Use each for changing state. Otherwise, avoid side-effects and use “functional” array methods that return a value. Simple. Your code will be cleaner and less bug prone.

And remember the dead giveaway:

  1. Initialize an empty value, or array, or whatever (new_arr = [])
  2. arr.each, changing the initialized value
  3. Return the value (return new_arr)

Whenever you see this pattern, you know you’ve got an each loop that needs swapping out.

(Edit: I’ve posted a follow-up article with more about map and reduce.)

MapReduce at RailsConf Europe

Posted by Jon
on Thursday, July 03

This September, I’ll be presenting at RailsConf Europe on EC2, MapReduce, and Distributed Processing.
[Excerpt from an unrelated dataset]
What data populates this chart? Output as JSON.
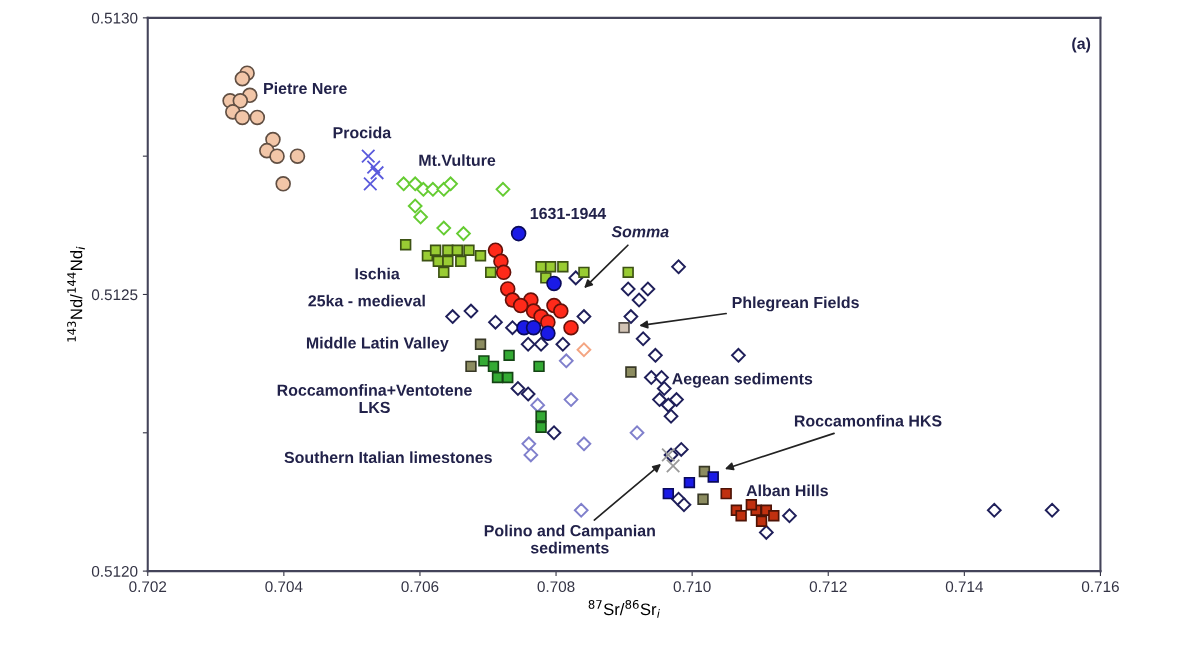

The talk will explain the MapReduce approach to distributed processing, will show a few example implementations, and will discuss MapReduce vs. other distributed processing techniques.

Whether you’ll be there or not, if you’re interested in learning more about MapReduce, here are some resources. I’ll write a few more posts on the subject before the conference, so watch this space as well.

Cluster Computing and MapReduce is a great series of video lectures given to Google interns in 2007. The first two are the most appropriate: the first introduces distributed processing concept, while the second covers MapReduce itself.

MapReduce: Simplified Data Processing on Large Clusters is the paper by Jeffrey Dean and Sanjay Ghemawat of Google that got things going in the first place.

MapReduce for Ruby: Ridiculously Easy Distributed Programming discusses MapReduce and introduces Starfish, a Ruby library for distributed processing. Starfish is not a MapReduce implementation, however – it takes a somewhat different approach to distributed processing.

Skynet (a few writeups: InfoQ, Dion Almaer) is another Ruby-based distributed processing system inspired by MapReduce.

Writing Ruby Map-Reduce programs for Hadoop discusses using Ruby to wrap Hadoop, a MapReduce-like system built in Java.

Introduction to Parallel Programming and MapReduce at Google Code University, a good overview of distributed processing and the MapReduce approach.

And finally, one article that you should avoid:

MapReduce: A major step backwards compares MapReduce to relational databases, and says that MapReduces loses out because it doesn’t support database indices, database views, Crystal reports, etc. Basically, the complaint is that MapReduce isn’t SQL compliant. WTF? Clearly, the author(s) didn’t understand what MapReduce is. The problem, as explained elsewhere, is that the authors thought that MapReduce == CouchDB/SimpleDB. Which is obviously not true. %s/MapReduce/SimpleDB the original article and it makes some sense. But long story short, this article will teach you nothing about MapReduce, and will likely confuse you further. So stay away.